Lauren and Aja are both ready for the next rep.
Lately we've been fielding some questions about gluten-free diets. Mike and I have both been gluten-free (and grain-free) for the last 6 years. We are raising our children on a Paleo diet. We are passionate advocates of a whole-foods, Paleo approach to eating. That doesn't mean we are trying to re-enact the Stone Age. It just means that we use evolutionary biology as a starting point in deciding which foods to eat. Of all the changes we made to our diet, the biggest one by far was eliminating gluten.

If you're sure that you'll never give up gluten, you can stop reading here. We're not here to argue with you. We're simply here to provide our perspective to anyone who is seeking advice on nutrition.

Gluten from wheat and other grains is problematic for many reasons. Whole books have been written about this, so we won't reproduce a review of the literature here. Good references include Wheat Belly by William Davis, Grain Brain by David Perlmutter and Kristin Loberg, Primal Body, Primal Mind by Nora Gedgaudas, and Robb Wolf's The Paleo Solution provides a great introduction.

While celiac is the only officially recognized diagnosis of gluten problems, non-celiac gluten intolerance is gaining traction and there are many thousands of anecdotes of health improvements and disease reversal tied to removing gluten. Having the digestive symptoms of traditional celiac disease is only one manifestation of gluten intolerance; gluten has been linked to multiple schlerosis, rheumatoid arthritis, Crohn's disease, IBS, Type I diabetes, Alzheimer's disease, Parkinson's disease, schizophrenia, thyroid issues, gall bladder issues, many types of cancer (particularly the epithelial cell cancers), and more. My personal experience is that when I removed gluten, I had reversal of digestive issues and joint pain and inflammation, both of which had persisted since adolescence. I also lost weight and had clearer skin and better sleep. For Mike, staying gluten-free is an important part of staying in remission from cancer.

It can be difficult to see the damage that gluten may be doing without completely eliminating it from your diet for a trial period. You may think you're fine, but it is often the case that we've just gotten used to our aches and pains and health problems. A few days without gluten is not enough to really test things, and just "cutting back" won't get you answers either, as minimal exposures can still trigger the responses in your body. If you want to see what effects gluten really has on you, we recommend you do a minimum 30-day trial elimination. Be very strict - read every label and ask questions at restaurants - because gluten is in more than just bread and pasta.

While there are gluten-free substitutes available for just about every food, try not to simply replace all your favorites with gluten-free versions.
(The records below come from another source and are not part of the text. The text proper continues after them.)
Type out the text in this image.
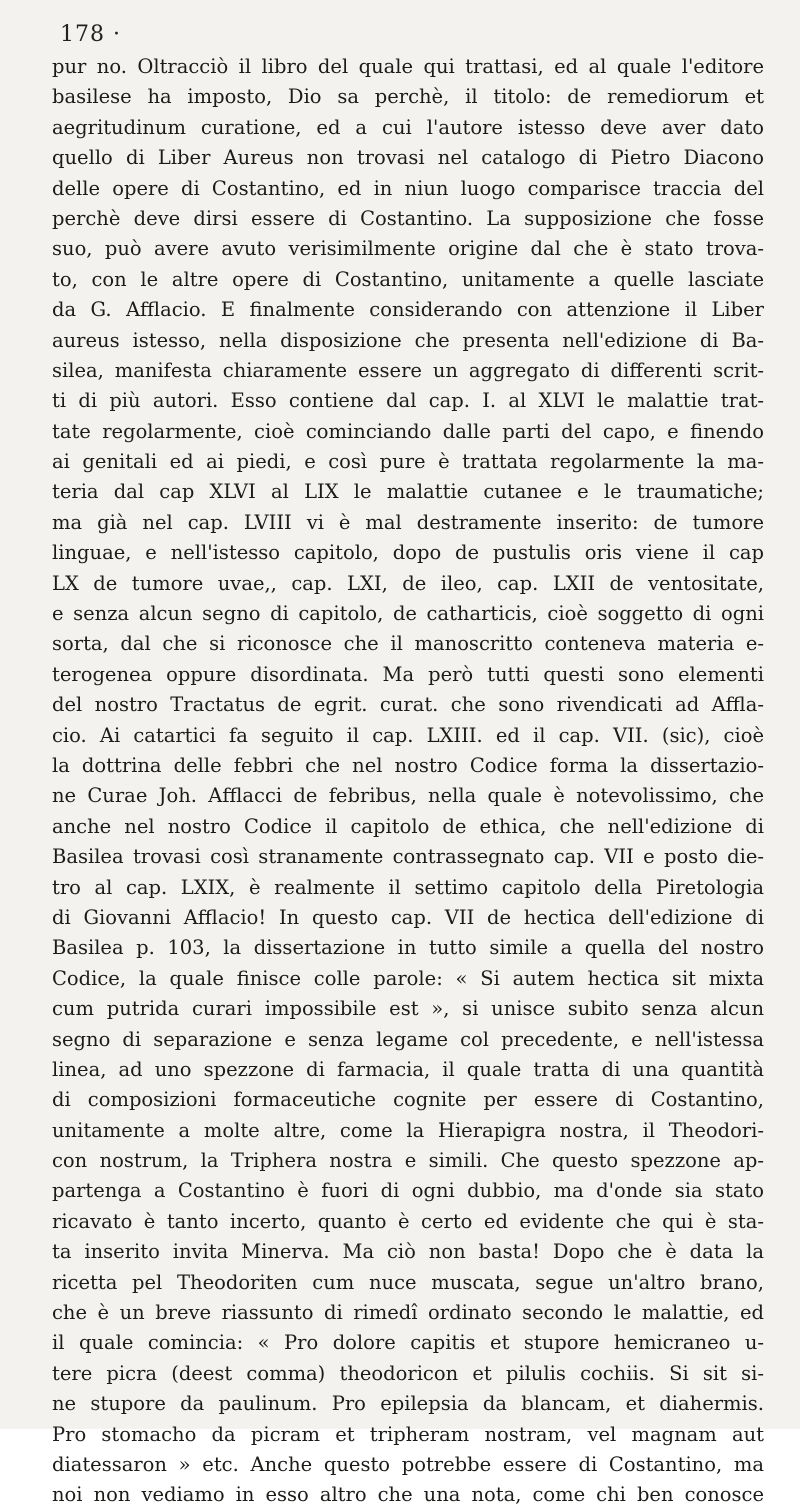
178 ·
pur no. Oltracciò il libro del quale qui trattasi, ed al quale l'editore
basilese ha imposto, Dio sa perchè, il titolo: de remediorum et
aegritudinum curatione, ed a cui l'autore istesso deve aver dato
quello di Liber Aureus non trovasi nel catalogo di Pietro Diacono
delle opere di Costantino, ed in niun luogo comparisce traccia del
perchè deve dirsi essere di Costantino. La supposizione che fosse
suo, può avere avuto verisimilmente origine dal che è stato trova-
to, con le altre opere di Costantino, unitamente a quelle lasciate
da G. Afflacio. E finalmente considerando con attenzione il Liber
aureus istesso, nella disposizione che presenta nell'edizione di Ba-
silea, manifesta chiaramente essere un aggregato di differenti scrit-
ti di più autori. Esso contiene dal cap. I. al XLVI le malattie trat-
tate regolarmente, cioè cominciando dalle parti del capo, e finendo
ai genitali ed ai piedi, e così pure è trattata regolarmente la ma-
teria dal cap XLVI al LIX le malattie cutanee e le traumatiche;
ma già nel cap. LVIII vi è mal destramente inserito: de tumore
linguae, e nell'istesso capitolo, dopo de pustulis oris viene il cap
LX de tumore uvae,, cap. LXI, de ileo, cap. LXII de ventositate,
e senza alcun segno di capitolo, de catharticis, cioè soggetto di ogni
sorta, dal che si riconosce che il manoscritto conteneva materia e-
terogenea oppure disordinata. Ma però tutti questi sono elementi
del nostro Tractatus de egrit. curat. che sono rivendicati ad Affla-
cio. Ai catartici fa seguito il cap. LXIII. ed il cap. VII. (sic), cioè
la dottrina delle febbri che nel nostro Codice forma la dissertazio-
ne Curae Joh. Afflacci de febribus, nella quale è notevolissimo, che
anche nel nostro Codice il capitolo de ethica, che nell'edizione di
Basilea trovasi così stranamente contrassegnato cap. VII e posto die-
tro al cap. LXIX, è realmente il settimo capitolo della Piretologia
di Giovanni Afflacio! In questo cap. VII de hectica dell'edizione di
Basilea p. 103, la dissertazione in tutto simile a quella del nostro
Codice, la quale finisce colle parole: « Si autem hectica sit mixta
cum putrida curari impossibile est », si unisce subito senza alcun
segno di separazione e senza legame col precedente, e nell'istessa
linea, ad uno spezzone di farmacia, il quale tratta di una quantità
di composizioni formaceutiche cognite per essere di Costantino,
unitamente a molte altre, come la Hierapigra nostra, il Theodori-
con nostrum, la Triphera nostra e simili. Che questo spezzone ap-
partenga a Costantino è fuori di ogni dubbio, ma d'onde sia stato
ricavato è tanto incerto, quanto è certo ed evidente che qui è sta-
ta inserito invita Minerva. Ma ciò non basta! Dopo che è data la
ricetta pel Theodoriten cum nuce muscata, segue un'altro brano,
che è un breve riassunto di rimedî ordinato secondo le malattie, ed
il quale comincia: « Pro dolore capitis et stupore hemicraneo u-
tere picra (deest comma) theodoricon et pilulis cochiis. Si sit si-
ne stupore da paulinum. Pro epilepsia da blancam, et diahermis.
Pro stomacho da picram et tripheram nostram, vel magnam aut
diatessaron » etc. Anche questo potrebbe essere di Costantino, ma
noi non vediamo in esso altro che una nota, come chi ben conosce
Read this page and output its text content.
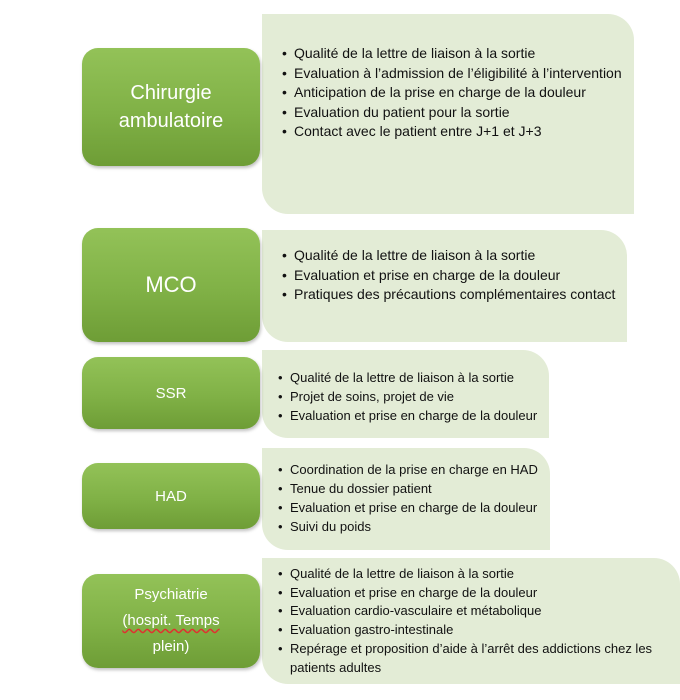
• Qualité de la lettre de liaison à la sortie
• Evaluation à l’admission de l’éligibilité à l’intervention
• Anticipation de la prise en charge de la douleur
• Evaluation du patient pour la sortie
• Contact avec le patient entre J+1 et J+3
Chirurgie
ambulatoire
• Qualité de la lettre de liaison à la sortie
• Evaluation et prise en charge de la douleur
• Pratiques des précautions complémentaires contact
MCO
• Qualité de la lettre de liaison à la sortie
• Projet de soins, projet de vie
• Evaluation et prise en charge de la douleur
SSR
• Coordination de la prise en charge en HAD
• Tenue du dossier patient
• Evaluation et prise en charge de la douleur
• Suivi du poids
HAD
• Qualité de la lettre de liaison à la sortie
• Evaluation et prise en charge de la douleur
• Evaluation cardio-vasculaire et métabolique
• Evaluation gastro-intestinale
• Repérage et proposition d’aide à l’arrêt des addictions chez les patients adultes
Psychiatrie
(hospit. Temps
plein)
Other grains are cross-reactive (meaning people sensitive to gluten are also sensitive to other grains), so it's better to remove the gluten-containing foods and just focus naturally gluten-free foods, such as meat, seafood, eggs, vegetables, fruit, and nuts. Gluten-free substitutes are not taboo, but they should be viewed more as treats than staples.

If you're interested in learning more, check out the books above and come talk to us. Our goal is for everyone to reach their full potential health-wise. Because we both had such positive results eliminating gluten from our diets, and we know so many more who have had the same experience, we are very happy to help you.